Security & Privacy
Join & connect to our own Risk Ledger profile to have real-time access to our security and risk controls. Or contact us to request a temporary view.
Data
The name, business email address, and mobile number of any authorised user who signs up to the platform.
Any data you submit within your risk profile (this is generally information about how you govern risk within your company).
Your data is controlled by you.
As an organisation on Risk Ledger, only authorised users on your account can decide to share sensitive data with another organisation on the platform. The only data visible to other organisations you are not connected with is your company’s name, sector, and company number to allow connections to be requested and accepted.
In order for an organisation to connect with you and have visibility of your profile, an authorised user must approve the connection request.

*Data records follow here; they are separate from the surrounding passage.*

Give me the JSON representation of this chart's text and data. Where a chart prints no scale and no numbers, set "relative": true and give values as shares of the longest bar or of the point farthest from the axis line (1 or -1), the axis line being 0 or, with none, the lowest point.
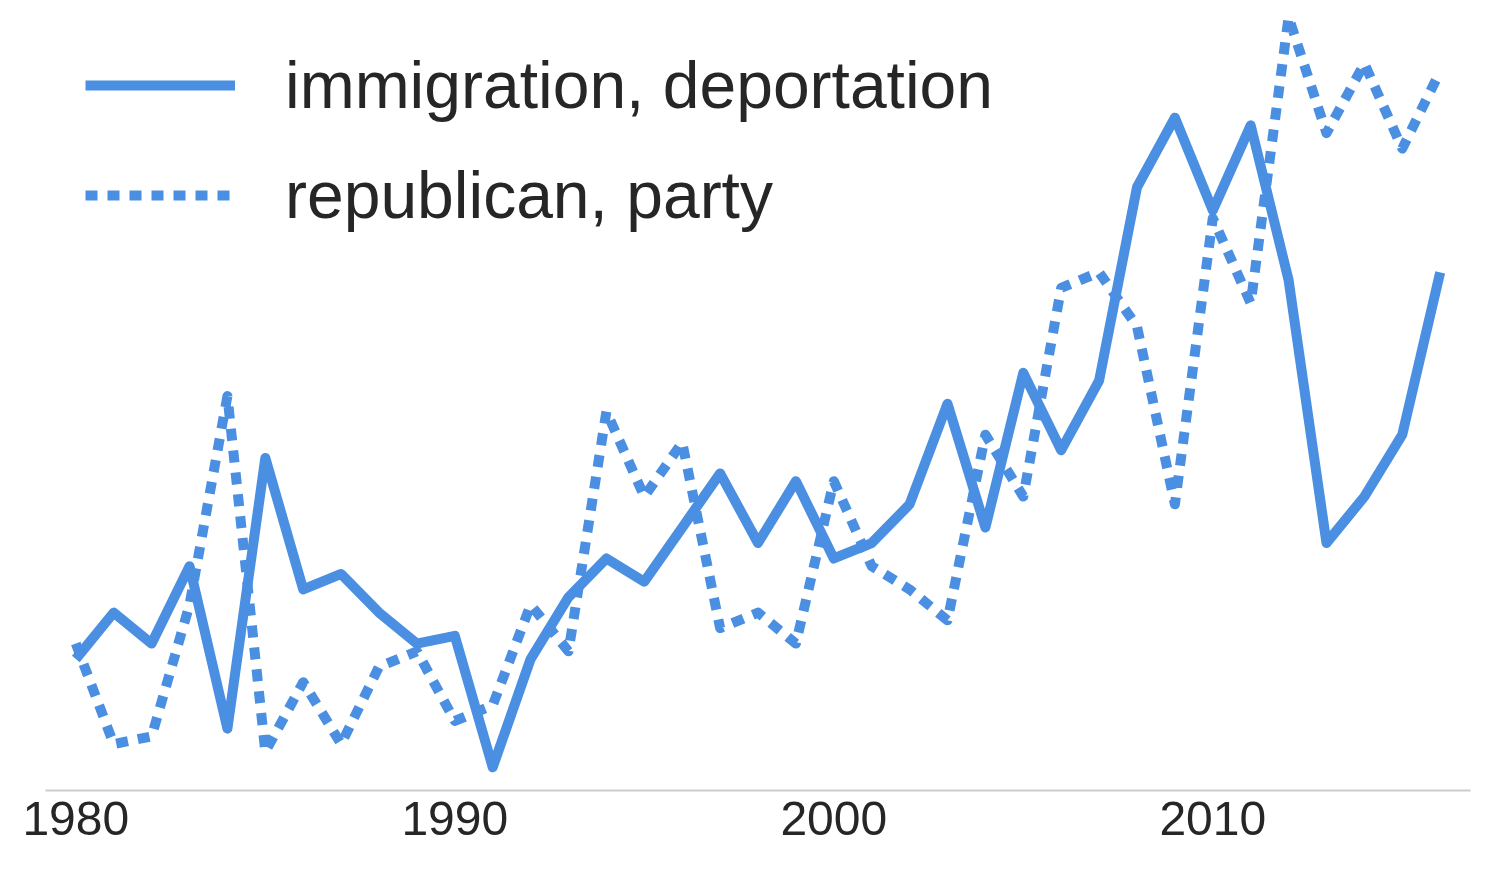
{
  "chart_data": {
    "type": "line",
    "relative": true,
    "x": [
      1980,
      1981,
      1982,
      1983,
      1984,
      1985,
      1986,
      1987,
      1988,
      1989,
      1990,
      1991,
      1992,
      1993,
      1994,
      1995,
      1996,
      1997,
      1998,
      1999,
      2000,
      2001,
      2002,
      2003,
      2004,
      2005,
      2006,
      2007,
      2008,
      2009,
      2010,
      2011,
      2012,
      2013,
      2014,
      2015,
      2016
    ],
    "xlim": [
      1979.2,
      2016.8
    ],
    "xticks": [
      1980,
      1990,
      2000,
      2010
    ],
    "series": [
      {
        "name": "immigration, deportation",
        "color": "#4a8fe2",
        "line_style": "solid",
        "values": [
          0.17,
          0.23,
          0.19,
          0.29,
          0.08,
          0.43,
          0.26,
          0.28,
          0.23,
          0.19,
          0.2,
          0.03,
          0.17,
          0.25,
          0.3,
          0.27,
          0.34,
          0.41,
          0.32,
          0.4,
          0.3,
          0.32,
          0.37,
          0.5,
          0.34,
          0.54,
          0.44,
          0.53,
          0.78,
          0.87,
          0.75,
          0.86,
          0.66,
          0.32,
          0.38,
          0.46,
          0.67
        ]
      },
      {
        "name": "republican, party",
        "color": "#4a8fe2",
        "line_style": "dotted",
        "values": [
          0.19,
          0.06,
          0.07,
          0.24,
          0.51,
          0.05,
          0.14,
          0.06,
          0.16,
          0.18,
          0.09,
          0.11,
          0.24,
          0.18,
          0.49,
          0.38,
          0.45,
          0.21,
          0.23,
          0.19,
          0.4,
          0.29,
          0.26,
          0.22,
          0.46,
          0.38,
          0.65,
          0.67,
          0.6,
          0.37,
          0.74,
          0.63,
          1,
          0.85,
          0.94,
          0.83,
          0.93
        ]
      }
    ],
    "legend": "top left",
    "grid": false,
    "marker": "none"
  }
}
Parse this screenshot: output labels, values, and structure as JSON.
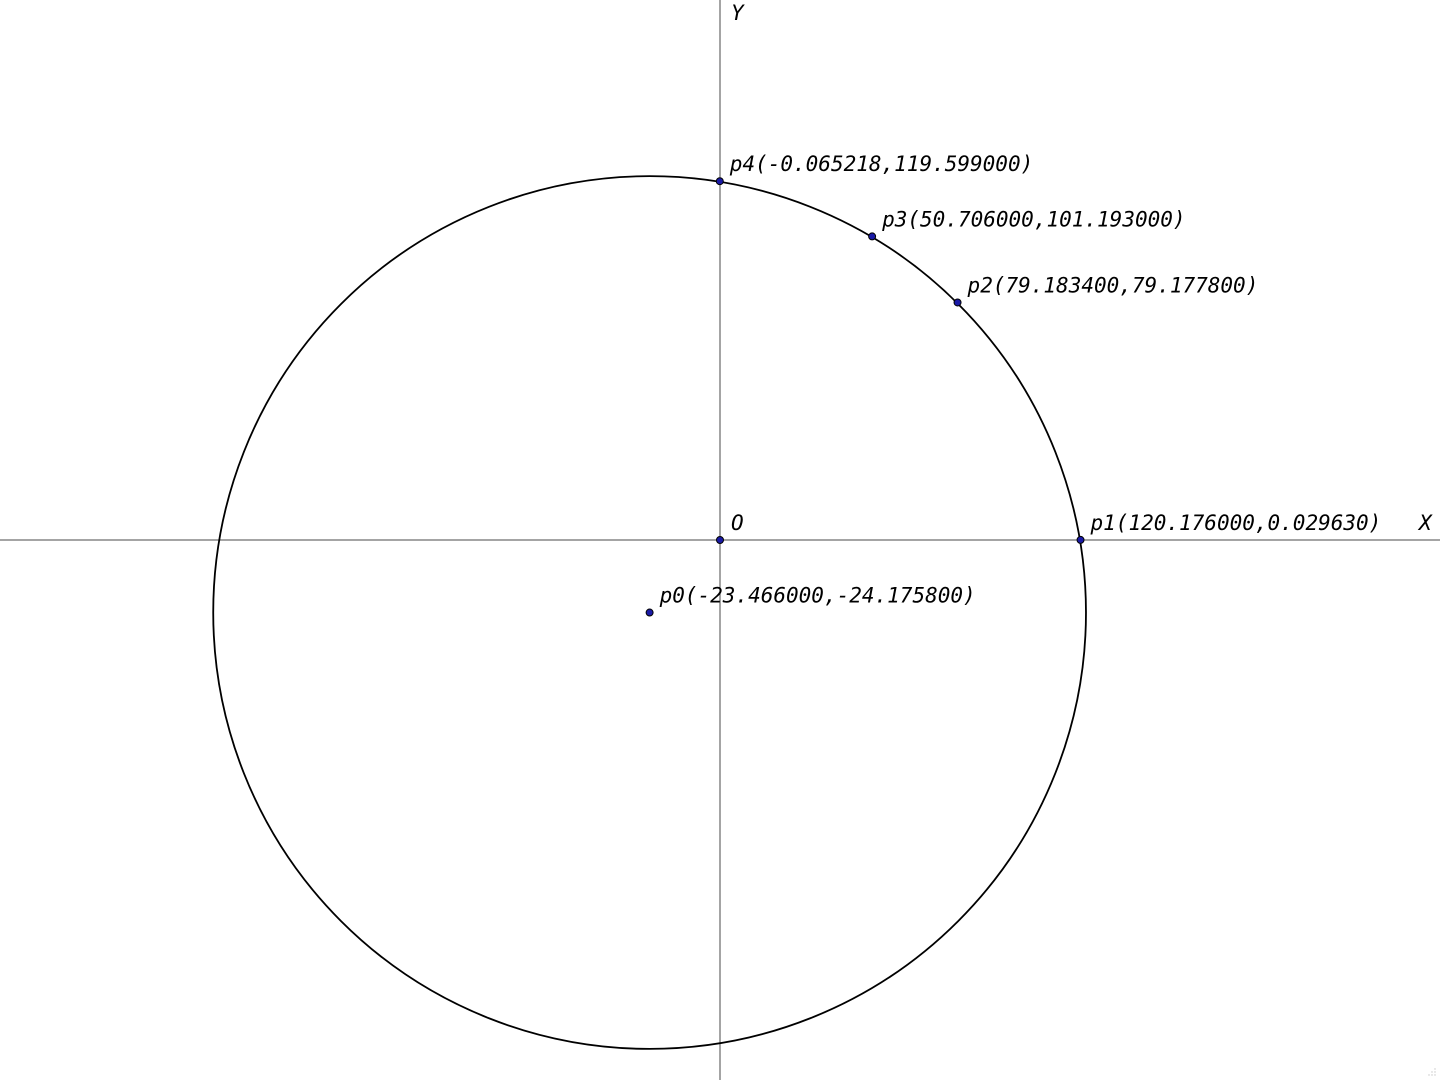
{
  "figure": {
    "x_axis_label": "X",
    "y_axis_label": "Y",
    "origin_label": "O",
    "colors": {
      "point_fill": "#1a1aa6",
      "stroke": "#000000",
      "axis": "#4a4a4a"
    },
    "circle": {
      "center": [
        -23.466,
        -24.1758
      ],
      "radius": 145.46
    },
    "points": [
      {
        "id": "p0",
        "label": "p0(-23.466000,-24.175800)",
        "x": -23.466,
        "y": -24.1758
      },
      {
        "id": "p1",
        "label": "p1(120.176000,0.029630)",
        "x": 120.176,
        "y": 0.02963
      },
      {
        "id": "p2",
        "label": "p2(79.183400,79.177800)",
        "x": 79.1834,
        "y": 79.1778
      },
      {
        "id": "p3",
        "label": "p3(50.706000,101.193000)",
        "x": 50.706,
        "y": 101.193
      },
      {
        "id": "p4",
        "label": "p4(-0.065218,119.599000)",
        "x": -0.065218,
        "y": 119.599
      }
    ]
  }
}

Once the connection is approved it can be deleted at any time by any of your organisation’s authorised users.
If a supplier deletes a connection with a client organisation, the authorised users of that organisation have visibility of the supplier profile as it was at the point of deletion. This is to allow an audit trail of your client's third-party risk management activities to be maintained.

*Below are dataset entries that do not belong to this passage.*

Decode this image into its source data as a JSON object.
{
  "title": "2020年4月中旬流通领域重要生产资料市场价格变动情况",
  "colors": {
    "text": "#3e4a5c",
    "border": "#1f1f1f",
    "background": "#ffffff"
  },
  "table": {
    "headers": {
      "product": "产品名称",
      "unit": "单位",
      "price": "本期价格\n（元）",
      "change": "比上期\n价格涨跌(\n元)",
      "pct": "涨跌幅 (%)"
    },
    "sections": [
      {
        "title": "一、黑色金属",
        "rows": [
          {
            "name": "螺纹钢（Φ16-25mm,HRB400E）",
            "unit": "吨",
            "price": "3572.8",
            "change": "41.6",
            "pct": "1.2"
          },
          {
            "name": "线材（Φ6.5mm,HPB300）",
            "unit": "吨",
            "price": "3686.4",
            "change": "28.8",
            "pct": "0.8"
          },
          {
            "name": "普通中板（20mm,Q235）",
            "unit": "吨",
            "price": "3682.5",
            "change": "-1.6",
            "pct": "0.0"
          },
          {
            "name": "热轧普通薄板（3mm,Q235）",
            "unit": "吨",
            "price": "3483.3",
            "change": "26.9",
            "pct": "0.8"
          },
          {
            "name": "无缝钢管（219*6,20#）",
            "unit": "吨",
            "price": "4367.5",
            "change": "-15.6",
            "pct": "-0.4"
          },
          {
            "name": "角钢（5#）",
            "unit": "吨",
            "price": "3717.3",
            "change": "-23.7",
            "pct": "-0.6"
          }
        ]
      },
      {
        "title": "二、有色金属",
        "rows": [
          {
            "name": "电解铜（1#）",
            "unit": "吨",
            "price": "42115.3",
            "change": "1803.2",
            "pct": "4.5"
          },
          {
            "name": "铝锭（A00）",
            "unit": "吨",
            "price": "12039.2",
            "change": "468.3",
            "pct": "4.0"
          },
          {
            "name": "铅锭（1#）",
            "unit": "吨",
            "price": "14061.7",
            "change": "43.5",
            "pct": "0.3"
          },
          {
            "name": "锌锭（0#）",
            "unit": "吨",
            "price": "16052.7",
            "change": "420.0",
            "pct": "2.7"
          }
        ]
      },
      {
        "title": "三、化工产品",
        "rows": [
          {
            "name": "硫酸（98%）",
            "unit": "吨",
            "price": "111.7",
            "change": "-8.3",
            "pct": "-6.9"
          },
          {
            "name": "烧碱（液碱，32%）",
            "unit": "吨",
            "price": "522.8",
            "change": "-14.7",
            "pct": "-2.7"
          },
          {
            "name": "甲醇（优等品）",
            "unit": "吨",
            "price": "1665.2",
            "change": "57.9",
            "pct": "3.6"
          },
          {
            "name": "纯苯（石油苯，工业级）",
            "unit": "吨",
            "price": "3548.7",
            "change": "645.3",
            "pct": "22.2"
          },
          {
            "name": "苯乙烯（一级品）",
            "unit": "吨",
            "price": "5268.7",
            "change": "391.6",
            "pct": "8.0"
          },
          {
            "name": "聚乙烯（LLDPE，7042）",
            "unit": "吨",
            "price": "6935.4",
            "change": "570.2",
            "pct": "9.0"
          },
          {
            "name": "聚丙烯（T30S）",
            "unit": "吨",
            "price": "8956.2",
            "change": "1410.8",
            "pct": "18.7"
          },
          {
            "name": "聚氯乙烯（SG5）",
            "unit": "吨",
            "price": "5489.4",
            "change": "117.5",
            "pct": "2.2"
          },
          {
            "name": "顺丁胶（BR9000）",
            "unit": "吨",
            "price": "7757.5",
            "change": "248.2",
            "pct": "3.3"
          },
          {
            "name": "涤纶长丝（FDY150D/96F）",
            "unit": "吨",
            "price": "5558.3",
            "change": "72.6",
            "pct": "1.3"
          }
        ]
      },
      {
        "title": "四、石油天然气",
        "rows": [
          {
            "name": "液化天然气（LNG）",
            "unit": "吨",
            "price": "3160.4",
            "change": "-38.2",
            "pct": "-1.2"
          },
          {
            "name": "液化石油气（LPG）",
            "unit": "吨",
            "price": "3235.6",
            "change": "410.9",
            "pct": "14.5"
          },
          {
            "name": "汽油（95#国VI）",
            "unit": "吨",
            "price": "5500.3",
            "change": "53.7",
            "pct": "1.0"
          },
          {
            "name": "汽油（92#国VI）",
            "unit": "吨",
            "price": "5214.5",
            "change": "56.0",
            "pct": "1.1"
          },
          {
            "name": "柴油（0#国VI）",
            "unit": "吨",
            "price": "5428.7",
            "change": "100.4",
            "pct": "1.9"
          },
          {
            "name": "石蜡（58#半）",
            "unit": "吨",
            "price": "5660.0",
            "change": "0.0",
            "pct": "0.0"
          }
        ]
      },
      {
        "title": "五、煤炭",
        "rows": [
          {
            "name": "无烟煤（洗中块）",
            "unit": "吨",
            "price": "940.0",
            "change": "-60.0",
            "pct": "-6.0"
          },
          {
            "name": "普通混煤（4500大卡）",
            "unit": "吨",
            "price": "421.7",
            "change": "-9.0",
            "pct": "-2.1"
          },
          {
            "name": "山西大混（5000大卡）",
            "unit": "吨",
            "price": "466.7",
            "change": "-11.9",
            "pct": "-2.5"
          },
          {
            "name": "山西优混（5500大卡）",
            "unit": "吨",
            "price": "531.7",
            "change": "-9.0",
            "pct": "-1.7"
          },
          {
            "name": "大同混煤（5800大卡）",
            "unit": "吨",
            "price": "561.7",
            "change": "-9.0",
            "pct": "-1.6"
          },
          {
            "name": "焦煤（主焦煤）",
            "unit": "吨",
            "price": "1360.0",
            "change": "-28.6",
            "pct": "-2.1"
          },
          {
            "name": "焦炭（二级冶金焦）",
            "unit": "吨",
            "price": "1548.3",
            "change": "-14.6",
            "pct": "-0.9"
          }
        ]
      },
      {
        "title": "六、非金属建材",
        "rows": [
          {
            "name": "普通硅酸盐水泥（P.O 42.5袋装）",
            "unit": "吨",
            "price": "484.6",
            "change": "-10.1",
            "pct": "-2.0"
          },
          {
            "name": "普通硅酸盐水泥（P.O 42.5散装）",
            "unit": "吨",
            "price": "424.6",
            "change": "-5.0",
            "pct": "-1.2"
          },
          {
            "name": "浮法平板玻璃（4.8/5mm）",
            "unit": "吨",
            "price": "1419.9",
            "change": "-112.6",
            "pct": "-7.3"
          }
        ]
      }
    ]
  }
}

If a supplier deletes their account, all personal data is removed, and clients who were connected with that supplier have visibility of their supplier profile as it was at the point of deletion.
Security
Encryption
All data sent to and from Risk Ledger is encrypted in transit. Our website, application and API are served over TLS/SSL, achieving A+ on Qualys SSL labs. We also encrypt all data at rest with the industry-standard AES-256.
Authentication
Risk Ledger enforces strong authentication for both our users and employees, to protect our customers and their data. Multi-Factor Authentication (MFA) is mandatory to access the product and all our internal systems.
Cloud Infrastructure
Risk Ledger services and data are hosted within hardened cloud infrastructure, managed using Infrastructure-as-Code processes. We operate over two availability zones, with robust monitoring in place. Amazon Web Services (AWS) is our primary cloud provider.
Independent Security Testing
Risk Ledger undergoes regular vulnerability scanning and penetration tests by independent third-parties, testing our security controls against industry standards. In addition, all our employees complete regular information security training.